I was coaching the CEO of a start-up company who told me her biggest problem was that she had been to a trade show and had 600 leads to follow up. She was overwhelmed, mainly because she had fired her only salesperson and had to handle the followup on her own.
We agreed immediately that it was impossible for her to followup 600 leads personally, so we decided to work on what to do instead. I think her problem illustrates a couple of tough issues that face almost every small company – and that have the potential to seriously impact sales if they aren’t handled well.
First, she doesn’t have 600 leads – she has 600 names. This might seem like semantic nit-picking, but it’s an important point. A lead has passed through some checkoffs that make it worth the time and energy it takes to do some form of personalized followup. Checkoffs might be “In the geography we can reasonably cover” or “Fits in our market segment sweet spot” or “Has made a request for a white paper.” It’s essential to understand that if this person doesn’t have the required checkoffs, all you have is a name. So the first filter of these 600 “leads” was to eliminate the “names” from the list of personal followups she was going to do over the next week or two.
Second, out of the 600, there were a significant number that she recognized as important prospects – companies that she knew she wanted to do business with. These companies already passed the market segment sweet spot filter. She also recognized that there were a couple of classes of these prospects – those that were small enough that she thought she could close them quickly, and larger companies that she felt would require extended sales cycles. So she was able to quickly focus on two followup strategies, and the number of these prospects was both small enough for her to make initial contacts within a week or two, and large enough that it seemed she could make her target sales number by concentrating on this list.

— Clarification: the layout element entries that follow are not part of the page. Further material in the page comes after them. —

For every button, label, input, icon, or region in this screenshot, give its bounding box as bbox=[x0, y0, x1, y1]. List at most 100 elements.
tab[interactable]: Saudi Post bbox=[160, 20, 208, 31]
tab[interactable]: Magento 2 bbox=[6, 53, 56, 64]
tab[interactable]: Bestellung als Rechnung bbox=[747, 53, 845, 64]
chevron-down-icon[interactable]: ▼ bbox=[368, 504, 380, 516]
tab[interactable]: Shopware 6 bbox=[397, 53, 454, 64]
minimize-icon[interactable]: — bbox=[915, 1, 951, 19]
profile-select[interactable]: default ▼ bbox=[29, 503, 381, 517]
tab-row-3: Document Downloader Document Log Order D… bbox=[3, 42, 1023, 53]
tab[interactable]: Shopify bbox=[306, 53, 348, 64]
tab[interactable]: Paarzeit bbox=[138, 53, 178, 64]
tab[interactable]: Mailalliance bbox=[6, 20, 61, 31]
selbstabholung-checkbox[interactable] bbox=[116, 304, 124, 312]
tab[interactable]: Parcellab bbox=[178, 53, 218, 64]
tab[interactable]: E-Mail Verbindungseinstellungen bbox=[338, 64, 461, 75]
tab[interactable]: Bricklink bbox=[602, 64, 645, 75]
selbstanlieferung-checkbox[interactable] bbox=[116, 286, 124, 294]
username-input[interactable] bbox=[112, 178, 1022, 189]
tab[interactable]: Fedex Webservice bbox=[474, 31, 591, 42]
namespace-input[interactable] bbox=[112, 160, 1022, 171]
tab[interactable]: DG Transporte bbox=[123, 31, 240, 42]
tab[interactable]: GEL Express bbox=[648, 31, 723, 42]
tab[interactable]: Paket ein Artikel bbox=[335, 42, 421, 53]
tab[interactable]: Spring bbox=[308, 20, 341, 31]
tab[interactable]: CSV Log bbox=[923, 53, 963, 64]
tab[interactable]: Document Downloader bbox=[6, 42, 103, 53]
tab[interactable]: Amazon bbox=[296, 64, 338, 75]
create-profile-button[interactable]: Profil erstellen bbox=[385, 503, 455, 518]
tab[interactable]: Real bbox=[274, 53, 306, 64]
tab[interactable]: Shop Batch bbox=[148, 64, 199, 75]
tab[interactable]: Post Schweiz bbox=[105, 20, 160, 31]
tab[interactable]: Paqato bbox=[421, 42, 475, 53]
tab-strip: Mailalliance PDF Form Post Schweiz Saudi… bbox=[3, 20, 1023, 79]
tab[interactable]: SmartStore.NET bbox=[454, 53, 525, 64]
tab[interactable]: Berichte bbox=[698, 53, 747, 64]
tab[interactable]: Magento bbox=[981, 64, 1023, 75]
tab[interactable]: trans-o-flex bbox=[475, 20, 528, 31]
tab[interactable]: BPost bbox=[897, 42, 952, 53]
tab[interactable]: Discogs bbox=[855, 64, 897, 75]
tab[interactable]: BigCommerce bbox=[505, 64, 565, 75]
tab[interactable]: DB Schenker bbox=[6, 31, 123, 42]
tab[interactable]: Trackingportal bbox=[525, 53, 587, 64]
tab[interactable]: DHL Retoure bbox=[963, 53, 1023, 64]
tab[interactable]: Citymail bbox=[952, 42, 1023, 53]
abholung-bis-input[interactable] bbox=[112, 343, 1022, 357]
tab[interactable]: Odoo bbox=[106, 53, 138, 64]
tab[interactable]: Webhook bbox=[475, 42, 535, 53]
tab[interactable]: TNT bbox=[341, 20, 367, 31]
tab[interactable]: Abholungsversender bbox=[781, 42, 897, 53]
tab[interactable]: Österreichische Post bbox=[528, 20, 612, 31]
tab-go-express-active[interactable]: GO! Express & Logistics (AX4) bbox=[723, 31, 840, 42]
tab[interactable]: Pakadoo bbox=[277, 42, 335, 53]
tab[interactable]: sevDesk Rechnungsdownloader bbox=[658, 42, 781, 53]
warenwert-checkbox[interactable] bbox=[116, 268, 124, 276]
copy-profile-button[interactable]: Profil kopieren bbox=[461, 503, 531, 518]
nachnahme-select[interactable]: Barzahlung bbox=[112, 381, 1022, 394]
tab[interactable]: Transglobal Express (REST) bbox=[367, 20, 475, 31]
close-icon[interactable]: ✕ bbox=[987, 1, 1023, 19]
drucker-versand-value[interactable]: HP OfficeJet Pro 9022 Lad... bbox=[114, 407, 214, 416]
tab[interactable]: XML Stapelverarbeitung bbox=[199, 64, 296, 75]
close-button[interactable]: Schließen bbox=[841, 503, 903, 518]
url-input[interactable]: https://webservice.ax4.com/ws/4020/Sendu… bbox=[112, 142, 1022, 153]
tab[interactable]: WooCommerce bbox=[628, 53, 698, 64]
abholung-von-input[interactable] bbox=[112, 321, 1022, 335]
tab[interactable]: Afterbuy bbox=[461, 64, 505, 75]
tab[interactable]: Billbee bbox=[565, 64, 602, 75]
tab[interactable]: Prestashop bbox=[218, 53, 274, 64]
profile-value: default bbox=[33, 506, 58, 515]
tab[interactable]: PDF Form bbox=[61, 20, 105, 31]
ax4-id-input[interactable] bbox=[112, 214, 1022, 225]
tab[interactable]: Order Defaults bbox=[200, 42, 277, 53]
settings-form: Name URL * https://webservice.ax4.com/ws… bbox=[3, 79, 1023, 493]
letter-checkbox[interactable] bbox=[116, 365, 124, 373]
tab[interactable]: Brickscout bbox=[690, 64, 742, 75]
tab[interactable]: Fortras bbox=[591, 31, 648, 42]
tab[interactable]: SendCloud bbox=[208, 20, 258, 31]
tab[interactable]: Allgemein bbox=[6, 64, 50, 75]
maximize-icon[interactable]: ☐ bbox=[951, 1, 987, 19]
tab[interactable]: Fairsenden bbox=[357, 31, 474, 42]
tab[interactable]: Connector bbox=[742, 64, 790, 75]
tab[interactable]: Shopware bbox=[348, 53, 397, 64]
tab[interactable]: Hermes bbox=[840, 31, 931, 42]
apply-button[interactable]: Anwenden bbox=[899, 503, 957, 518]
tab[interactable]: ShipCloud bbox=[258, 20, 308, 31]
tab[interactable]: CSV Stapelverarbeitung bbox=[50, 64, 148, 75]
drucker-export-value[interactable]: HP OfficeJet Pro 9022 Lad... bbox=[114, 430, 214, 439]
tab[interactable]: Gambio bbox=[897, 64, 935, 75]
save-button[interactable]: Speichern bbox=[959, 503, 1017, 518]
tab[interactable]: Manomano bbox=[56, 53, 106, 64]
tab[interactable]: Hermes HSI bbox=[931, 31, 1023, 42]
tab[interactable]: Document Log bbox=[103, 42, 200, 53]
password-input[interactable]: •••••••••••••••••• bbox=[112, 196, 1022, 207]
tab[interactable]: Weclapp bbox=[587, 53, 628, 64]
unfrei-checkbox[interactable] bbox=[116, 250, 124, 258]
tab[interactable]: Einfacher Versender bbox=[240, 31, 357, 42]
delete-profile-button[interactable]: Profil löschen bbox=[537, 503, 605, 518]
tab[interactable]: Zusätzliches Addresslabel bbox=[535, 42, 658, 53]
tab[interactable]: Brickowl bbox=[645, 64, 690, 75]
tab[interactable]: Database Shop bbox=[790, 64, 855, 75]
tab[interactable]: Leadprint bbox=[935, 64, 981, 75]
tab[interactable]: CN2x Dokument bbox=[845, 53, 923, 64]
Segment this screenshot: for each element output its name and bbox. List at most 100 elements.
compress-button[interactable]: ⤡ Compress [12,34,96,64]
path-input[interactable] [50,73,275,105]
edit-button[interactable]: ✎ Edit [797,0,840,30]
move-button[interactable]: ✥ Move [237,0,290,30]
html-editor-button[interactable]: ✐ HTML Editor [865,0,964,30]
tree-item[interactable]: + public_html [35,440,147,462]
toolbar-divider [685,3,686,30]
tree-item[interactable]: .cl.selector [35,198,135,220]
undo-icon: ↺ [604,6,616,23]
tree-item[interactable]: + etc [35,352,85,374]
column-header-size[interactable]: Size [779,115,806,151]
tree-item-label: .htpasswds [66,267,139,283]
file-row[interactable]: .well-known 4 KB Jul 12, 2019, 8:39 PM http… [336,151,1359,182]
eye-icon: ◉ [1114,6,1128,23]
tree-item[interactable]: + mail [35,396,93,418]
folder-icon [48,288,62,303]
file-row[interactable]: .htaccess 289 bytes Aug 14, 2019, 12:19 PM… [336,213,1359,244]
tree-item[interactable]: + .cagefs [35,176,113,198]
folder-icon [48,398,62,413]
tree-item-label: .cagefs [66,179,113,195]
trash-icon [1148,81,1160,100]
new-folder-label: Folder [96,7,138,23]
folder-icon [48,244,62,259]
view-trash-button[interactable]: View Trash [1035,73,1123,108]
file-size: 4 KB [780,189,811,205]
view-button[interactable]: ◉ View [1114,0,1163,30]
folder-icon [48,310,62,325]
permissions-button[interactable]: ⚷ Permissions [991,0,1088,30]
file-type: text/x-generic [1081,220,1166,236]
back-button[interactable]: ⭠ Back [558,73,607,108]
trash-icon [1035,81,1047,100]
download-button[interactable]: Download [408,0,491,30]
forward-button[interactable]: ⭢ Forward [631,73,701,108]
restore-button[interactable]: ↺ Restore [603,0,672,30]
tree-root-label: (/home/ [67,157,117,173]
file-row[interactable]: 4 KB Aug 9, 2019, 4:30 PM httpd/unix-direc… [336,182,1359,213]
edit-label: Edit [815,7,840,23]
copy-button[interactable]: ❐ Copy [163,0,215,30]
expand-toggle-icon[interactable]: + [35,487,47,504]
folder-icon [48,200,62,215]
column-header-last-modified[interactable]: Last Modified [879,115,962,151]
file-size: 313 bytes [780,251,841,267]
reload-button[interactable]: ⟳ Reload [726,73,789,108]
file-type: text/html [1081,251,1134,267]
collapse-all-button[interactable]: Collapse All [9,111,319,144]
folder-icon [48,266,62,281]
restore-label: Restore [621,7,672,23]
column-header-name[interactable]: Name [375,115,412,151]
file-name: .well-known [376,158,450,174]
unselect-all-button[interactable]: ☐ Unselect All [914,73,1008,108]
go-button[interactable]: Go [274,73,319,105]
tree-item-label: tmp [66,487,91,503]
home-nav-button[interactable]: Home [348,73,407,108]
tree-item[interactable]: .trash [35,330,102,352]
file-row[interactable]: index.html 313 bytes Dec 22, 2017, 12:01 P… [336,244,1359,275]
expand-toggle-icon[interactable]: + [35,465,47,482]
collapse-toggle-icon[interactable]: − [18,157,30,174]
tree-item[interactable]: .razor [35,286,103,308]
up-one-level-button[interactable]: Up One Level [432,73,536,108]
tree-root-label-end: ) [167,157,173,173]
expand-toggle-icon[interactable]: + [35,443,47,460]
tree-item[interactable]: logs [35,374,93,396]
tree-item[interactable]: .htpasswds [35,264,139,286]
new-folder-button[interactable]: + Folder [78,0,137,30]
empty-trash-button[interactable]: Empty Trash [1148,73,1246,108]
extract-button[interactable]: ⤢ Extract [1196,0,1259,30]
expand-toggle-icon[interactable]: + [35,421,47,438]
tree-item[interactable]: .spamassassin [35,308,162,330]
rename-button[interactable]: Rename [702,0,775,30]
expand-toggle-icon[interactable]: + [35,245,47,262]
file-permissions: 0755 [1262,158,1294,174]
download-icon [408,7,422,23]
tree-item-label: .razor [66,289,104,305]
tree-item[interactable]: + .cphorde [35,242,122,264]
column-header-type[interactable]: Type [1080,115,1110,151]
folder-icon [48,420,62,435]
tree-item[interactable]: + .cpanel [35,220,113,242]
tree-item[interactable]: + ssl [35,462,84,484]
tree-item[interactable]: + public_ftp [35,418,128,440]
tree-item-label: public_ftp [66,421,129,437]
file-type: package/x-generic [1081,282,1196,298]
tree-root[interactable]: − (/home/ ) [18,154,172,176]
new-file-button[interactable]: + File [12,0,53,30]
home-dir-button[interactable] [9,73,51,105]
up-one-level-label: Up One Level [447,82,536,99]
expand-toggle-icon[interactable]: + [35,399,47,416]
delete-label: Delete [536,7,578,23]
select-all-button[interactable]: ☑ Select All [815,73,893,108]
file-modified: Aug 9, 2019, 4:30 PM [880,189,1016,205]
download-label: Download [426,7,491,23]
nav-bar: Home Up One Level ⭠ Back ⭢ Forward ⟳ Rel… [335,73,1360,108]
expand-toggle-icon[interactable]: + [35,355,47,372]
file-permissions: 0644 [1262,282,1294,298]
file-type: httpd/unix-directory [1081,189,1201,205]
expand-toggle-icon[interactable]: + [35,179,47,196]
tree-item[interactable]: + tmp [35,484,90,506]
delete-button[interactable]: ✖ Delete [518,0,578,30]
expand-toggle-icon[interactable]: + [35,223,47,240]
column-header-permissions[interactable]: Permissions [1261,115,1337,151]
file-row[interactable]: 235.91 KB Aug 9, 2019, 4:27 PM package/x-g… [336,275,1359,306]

So by understanding the difference between leads and names, and by focusing on her market segment “sweet spot,” she was quickly able to transform a list of 600 names into a manageable set of about 75 real leads to followup. Her chances of success have increased significantly because she won’t be wasting time on low-probablilty names, and can devote her attention to understanding and solving the problems her high-probability leads have.
This kind of focus on the prospects that are most likely to buy is essential in any small company – you have limited sales resources and if you’re going to be successful and grow, you have to use those resources efficiently as well as effectively. If you close deals with your targeted prospects, many of the 575 names you leave behind for now will become real leads and prospects later – if you don’t close deals, they will disappear.